Sharine – Eu fui para a Espanha e a coisa que eu mais ouvia lá era MPB…
W – Isso é o digital! Isso vai criar uma certa situação de igualdade de condições de propagação da música.
T – Em 96, 97 eu fiquei dois meses na Rússia, impressionante… Aqueles grupos do Gugu, imitando Menudos, Dominó etc…
WS – Isso é tudo Continental.
T – Continental… Daqui a pouco está tocando lá em São Petersburgo. E o que eu vi muito, também na Rússia, grandão, foi o Sepultura.
W – Sim, porque é um segmento transnacional. A América Latina tem um monte de heavy metal.
E – Mas, hoje, as gravadoras estão perdendo esse controle do mercado?
W – Na verdade, quem perdeu o controle, graças a Deus, foi a pirataria. Porque o digital regulou muito o mercado. Elas estão ganhando muito mais do que há dez ou oito anos, quando foi o auge da pirataria. Eu vi o fim do mercado quando a gente tinha a multiplicação desse CDR vendido a R$ 2,00 nas esquinas do Brasil, do México, em vários lugares. Aliás, a minha saída da Warner, da Presidência da Warner, foi um pouco por causa disso. Porque eles queriam reduzir muito o elenco nacional por causa do ataque da pirataria no Brasil e a falta de controle da polícia brasileira em cima da pirataria. Então, o conteúdo que está pronto, de fora, ok, o pouco que entra se for pirateado é lucro. E o conteúdo nacional precisa ser produzido, então “deixa quieto” e tal… Aí eu disse: “Tá, então eu vou voltar para a Atração”. Foi quando eu saí da Warner e voltei para a Atração. Aí foi engraçado porque a gente enfrentou dois momentos bem interessantes. O primeiro foi o crescimento absurdo de todos esses regionais que saíram da Warner e que vieram para a Atração.
T – Esse período eu acompanhei mais de perto pela minha relação com o Renato (Braz).
W – Aí a gente cresceu muito. O momento seguinte foi a pirataria dizendo: “Ah… Eles estão ali!” E aí foi um momento que eu realmente pensei que a gente ia… Enquanto isso a gente conseguiu montar uma coleção muito grande de arte brasileira, arte regional brasileira, ou arte, do que eles chamam de naïf e, na época do Ano do Brasil na França, nós mandamos seiscentas obras de arte – a Atração emprestou.

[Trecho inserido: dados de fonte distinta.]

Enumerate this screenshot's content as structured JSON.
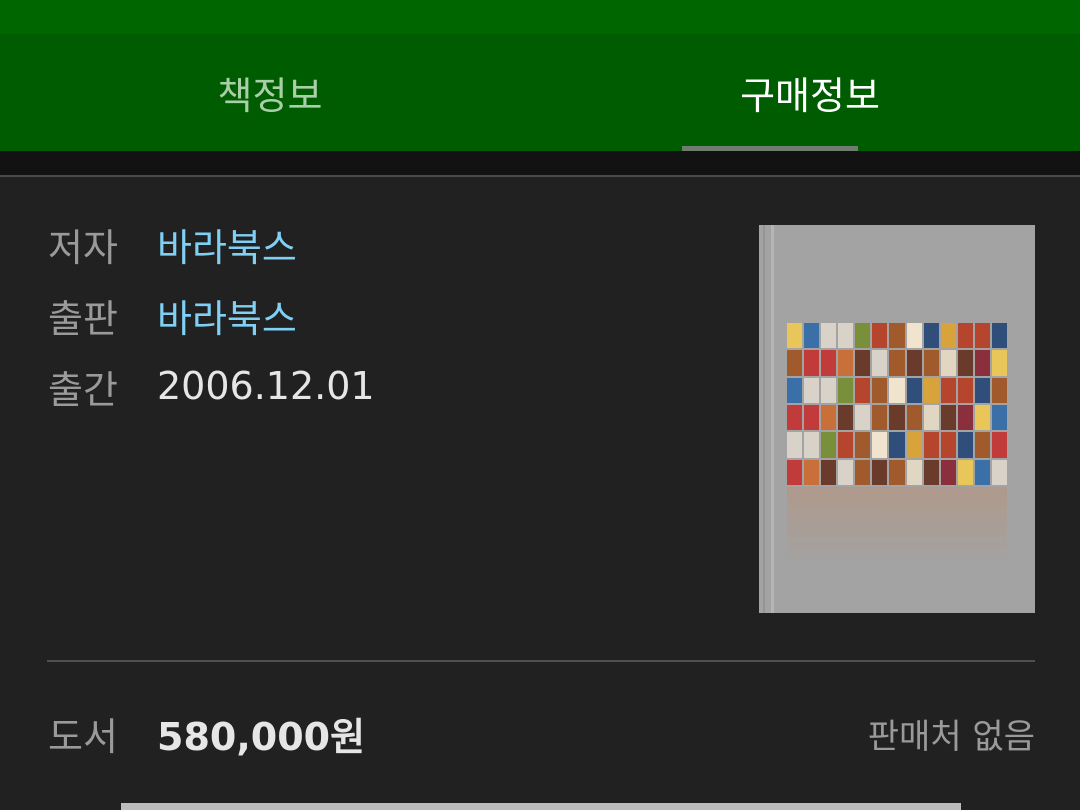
{
  "tabs": {
    "book_info": "책정보",
    "purchase_info": "구매정보",
    "selected": "purchase_info"
  },
  "details": {
    "author_label": "저자",
    "author_value": "바라북스",
    "publisher_label": "출판",
    "publisher_value": "바라북스",
    "release_label": "출간",
    "release_value": "2006.12.01"
  },
  "cover": {
    "icon": "book-cover-image"
  },
  "price": {
    "type_label": "도서",
    "amount": "580,000원",
    "seller_status": "판매처 없음"
  },
  "colors": {
    "header": "#005c00",
    "link": "#7fd0f4",
    "background": "#212121"
  }
}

T – Tem umas coisas que são assim. Você pega essas cadeias de lojas de disco, com algumas exceções, a dificuldade para encontrar música brasileira mais refinada, preocupada com a harmonia, com a poesia. E aí, eu morei na Alemanha, em Hamburgo, e lá tem uma loja enorme só de música e de cada continente. É uma loucura, tem música africana de cada país, o mesmo para a América do Sul. Eu entrei na parte dedicada ao Brasil e eu encontrei Virgínia Rosa; imagina encontrar Virgínia Rosa naquela época, 96, 97! Eu peguei um CD e estou lendo a ficha técnica: Miltinho, música Vale do Jequitinhonha; eu comecei a me interessar por aquilo, aí, vou ler a ficha técnica, percussão: Carlinhos Ferreira, ele é meu amigo. Veja só, eu fui conhecer o trabalho do Rubinho do Vale, que é um cara que pesquisa música do Vale do Jequitinhonha e eu fui descobrir o cara na Alemanha!
W – Então, tem esse mercado.
T – Mas, aqui no Brasil, não se dá essa preocupação…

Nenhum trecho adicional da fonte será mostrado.